10 Tips to Keep Drivers Healthy on the Road

Lauryn Page

Commercial trucking can be one of the most difficult jobs, spending days or weeks traveling on the open road. This isolation can have harmful physical and mental effects on a driver’s health and well-being. The following ten tips can help combat the negative effects of trucking.

1. Join a wellness program

Wellness programs have proven to be an effective method of maintaining a healthy lifestyle. With programs such as health coaching, nutritionists, biomedical screenings, and tobacco cessation counseling, wellness programs provide support and structure for truck drivers to form healthy habits or reduce the effects of chronic illnesses. Check with your employer or insurance company to see if a wellness program is available to join.

2. Set specific and realistic goals

Looking to lose a few pounds? Trying to get a chronic illness under control through diet and exercise? It’s important to start by setting realistic and measurable goals that takes into consideration activity levels and diet. It’s important to avoid vague goals and be specific in what you want to achieve. A plan to lose 25 pounds in six months will have more success than a goal to just lose weight.

3. Explore fitness options

Driving for multiple hours with a small window of opportunity for eating and exercise makes it difficult to commit to a consistent plan. Some trucking companies have recognized this and have started adding walking trails and fitness centers at their terminals. Other drivers have bought bicycles to take advantage of “ride and roll” areas where they can park and get exercise. And new websites have dedicated tips on how drivers can use their truck to stay fit, including 17 ways to exercise with a truck.

4. Find a workout buddy

Maintaining a workout routine is hard to do without driving ten hours a day much less while on the open road. However, working out with a friend provides structure and healthy competition. A workout buddy can also help truckers stick to exercising every day. A workout buddy may not be right there beside you, virtual encouragement and accountability can be good motivation for those who need a push in the right direction. And man’s best friend can also be a good companion who enjoys frequent walks too.
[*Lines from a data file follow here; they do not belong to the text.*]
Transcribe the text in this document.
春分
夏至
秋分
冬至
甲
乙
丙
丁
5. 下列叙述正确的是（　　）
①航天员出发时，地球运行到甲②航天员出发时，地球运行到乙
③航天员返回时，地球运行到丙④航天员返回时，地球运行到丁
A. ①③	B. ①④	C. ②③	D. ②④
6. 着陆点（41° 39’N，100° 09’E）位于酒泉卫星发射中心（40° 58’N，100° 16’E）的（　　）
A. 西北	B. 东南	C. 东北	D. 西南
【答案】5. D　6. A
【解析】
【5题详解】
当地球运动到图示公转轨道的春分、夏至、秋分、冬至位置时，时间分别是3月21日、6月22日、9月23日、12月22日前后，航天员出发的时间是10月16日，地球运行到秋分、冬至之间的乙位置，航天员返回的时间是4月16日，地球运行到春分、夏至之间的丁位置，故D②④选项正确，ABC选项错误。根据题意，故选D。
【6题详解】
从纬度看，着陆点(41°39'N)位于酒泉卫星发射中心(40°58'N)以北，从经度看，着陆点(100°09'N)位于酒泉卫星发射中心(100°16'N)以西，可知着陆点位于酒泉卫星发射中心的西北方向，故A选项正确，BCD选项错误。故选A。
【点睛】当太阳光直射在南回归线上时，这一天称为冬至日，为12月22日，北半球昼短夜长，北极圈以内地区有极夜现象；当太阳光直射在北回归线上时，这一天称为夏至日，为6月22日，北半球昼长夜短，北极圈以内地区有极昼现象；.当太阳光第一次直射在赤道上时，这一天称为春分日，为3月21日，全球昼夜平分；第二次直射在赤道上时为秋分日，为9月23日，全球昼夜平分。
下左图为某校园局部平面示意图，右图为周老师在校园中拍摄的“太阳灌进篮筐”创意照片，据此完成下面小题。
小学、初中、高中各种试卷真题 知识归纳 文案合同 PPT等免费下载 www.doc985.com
5. Meal plan around driving routes

Meal planning is an effective way to stay on track with counting calories. A majority of truckers eat on the run and that can make meal planning difficult. It isn’t practical to prepare everything you eat on the truck but stocking healthier snack options that provide energy helps to reduce cravings for junk food. A majority of restaurants offer reduced calorie options but smartphone applications, like MyFitnessPal, and GPS can help plan food choices around your driving route.

6. Track your progress

After setting realistic goals, begin recording your workouts, caloric intake, and your mood for the day. Tracking your progress can be an inspiration to keep pushing toward your ultimate goal of a healthier lifestyle. MyFitnessPal allows you to log your exercises while tracking your progress online and through the smartphone application.

7. Keep up with doctor appointments

There are links between driving for long, sedentary periods of time and chronic illnesses such as diabetes and heart disease or seasonal sicknesses like the flu. By staying current with doctor’s appointments, you may be able to head off an illness before it worsens. Yearly vaccinations can also help prevent an illness from affecting you while on the road. 

8. Develop a stable sleep schedule

Studies conducted by the National Highway Traffic Safety Administration (NHTSA) concluded that sleep deprivation factors into almost 100,000 vehicle accidents and 1,550 fatalities a year. The human body needs between 7 – 8 hours of rest a day which makes sleeping very important to your overall well-being. Sleep deprivation affects cognitive abilities and emotions. If prolonged, it can lower the body’s defenses and make you vulnerable to chronic illnesses. It can be a risk factor for obesity, type-2 diabetes, hypertension, and sleep apnea.

9. Increase mental stimulation

Truck driving doesn’t allow for educational pursuits, but mental stimulation is just as critical to the body as physical fitness. Guzzling sugary or energy drinks causes your body to crash and fatigue will set in. Listening to audiobooks, podcasts, or to learning a new language, are a few ways to keep those brain waves moving and you awake while driving. 

10. Socialize with family and friends

Commercial truck driving can mean days, weeks, and months away from loved ones. In a study of risk factors for depression in truck drivers, the rate of depression is 13.6 percent and associated with substance abuse and alcoholism. Drivers are encouraged to maintain contact with family and friends to lessen the feelings of loneliness and isolation. Certain trucking companies have approved companions, even pets, to come along for the ride.